Einmal denken bevor man klagt!

Beitrag von schnuffelschnute 14.06.07 - 08:39 Uhr

Hallo,

lass beim Jugendamt eine Beistandschaft für die Kleine einrichten.
Die kümmern sich dann um alles, was mit dem Unterhalt zu tun hat.
Einklagen würde ich überlegen: Wenn er wirklich kein Geld hat, sitzt du nachher evtl auf den Kosten.
Das solltest du also abwägen.

LG

Ariane

Beitrag von mercedes230e 14.06.07 - 09:29 Uhr

Hi Sandy

Die 70 Euro differnez sind fürs Amt das ist schon so richtig.
Der Vater zahlt in der Regel 199 Euro Mindessatz und die Mutter erhält wenn Sie UV bekommt nur die 127 Euro so ist es immer bei uns auch. Da gibt es nichts mit einklagen.

Geh zur ARGE wenn dir das zu wenig ist vielleicht bekommst du Kinderzuschuss.
Gruß
Mercedes

Beitrag von schnuffelschnute 14.06.07 - 09:37 Uhr

Die 70 Euro sind fürs Amt?

Seit wann das denn? Meine Sachbearbeiterin hat die Differenz eingeklagt, nun hat NAtascha einen Titel

Beitrag von mercedes230e 14.06.07 - 09:39 Uhr

Schon immer da die das als Bearbeitungskosten anrechnen
Dann wird der Mann wohl jetzt mehr zahlen aber eine Differenz bleibt immer !

Beitrag von laetitiajosephine 14.06.07 - 14:22 Uhr

Son Quatsch, das hab ich ja noch nie gehört! Die dürfen doch nicht den ganzen Unterhalt fordern, der Mutter UV zahlen udn den rest einstreichen#augen

Beitrag von mercedes230e 14.06.07 - 19:04 Uhr

ist aber so meinste ich rede quatsch bei uns ist es so die mutter bekmmt weniger und der rest das amt wenn du das nicht glaubst dein pech ich habs schriftlich

Beitrag von laetitiajosephine 14.06.07 - 19:14 Uhr

Nein, das ist falsch.

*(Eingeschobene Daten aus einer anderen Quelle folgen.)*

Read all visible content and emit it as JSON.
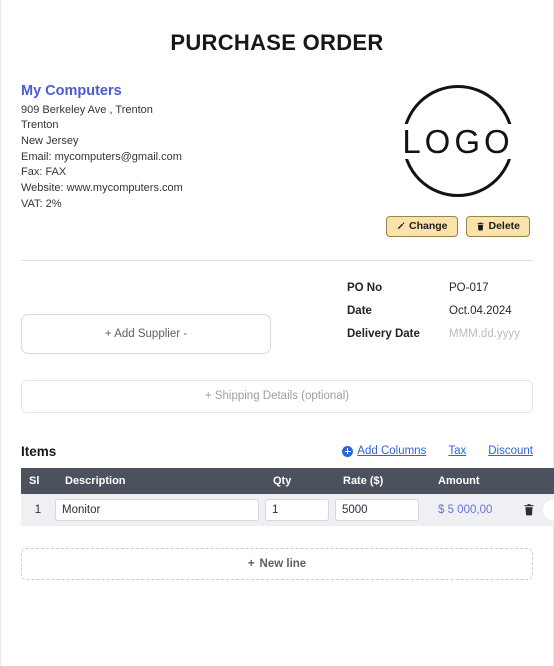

Geht zum Anwalt. Unterhalt sobald er betitelt ist steht in vollem Umfang der Mutter bzw. dem Kind zu. Unterhaltsvorschuss wird gezahlt, wenn der Vater nicht will, oder grad nicht kann, aber das heißt nicht, dass die Mutter dann den Rest nicht mehr einklagen kann. Das wär ja echt Blödsinn. Würde ja außerdem heißen, dass das JA mal 66 Euro monatlich, mal um einiges mehr abkassiert. Ich mach für dich gern ein thread auf und frag mal die Allgemeinheit.

Beitrag von mercedes230e 14.06.07 - 19:25 Uhr

Nein das ist richtig so und die Mutter bekommt nicht den vollen Betrag und fertig bei uns ist das so der Fall und da wird sich auch nichts dran ändern, das läuft schon von Geburt an und feierabend.

schönen abend noch

Beitrag von simnik 14.06.07 - 20:03 Uhr

also ich habe einen Titel über Gesamtsumme.

In der Zeit, wo Unterhaltsvorschuss gezahlt wurde, habe ich aber keine Differenz eingeklagt.

Alles Geld, was vom KV an dich kommt in der Zeit der Zahlung von UHV kommt, ist an das JA abzutreten....hab ich als Tipp von meiner Bearbeiterin bekommen.

Ich bin mit dem KV so verblieben, dass er die Differenz dann später zahlt und musste nicht klagen, weil es geklappt hat.

Frag doch beim JA wegen Beistand und Unterhaltstitel festlegen, dann machst du nichts falsch und hast einen pfändbaren Titel für 30 Jahre.

Da ist das Studium dann vorbei und wenn du Glück hast, kannst du dann mal schön in den Urlaub fahren mit dem Geld.

Simone

Beitrag von nuckelspucker 15.06.07 - 08:39 Uhr

huhu,

ich würde den unterhalt einklagen oder beim jugendamt nachfragen, ob die das auch machen.

wenn du selbst klagst und kein oder wenig geld hast, dann beantrage prozesskostenhilfe beim zuständigen amtsgericht.

dann werden deine anwaltskosten und die gerichtskosten vom staat übernommen, schlimmstenfalls musst du nen teil in raten zahlen, das wird aber vorher festgelegt anhand deines einkommens.

wenn der vater zur zahlung von unterhalt verurteilt wird, ist er der unterlegene und muss seine kosten selbst tragen.

solltest du aber zu unrecht klagen und verlieren, musst du seine kosten tragen.

informiere dich mal beim jugendamt und dann such dir nen fachanwalt für familienrecht.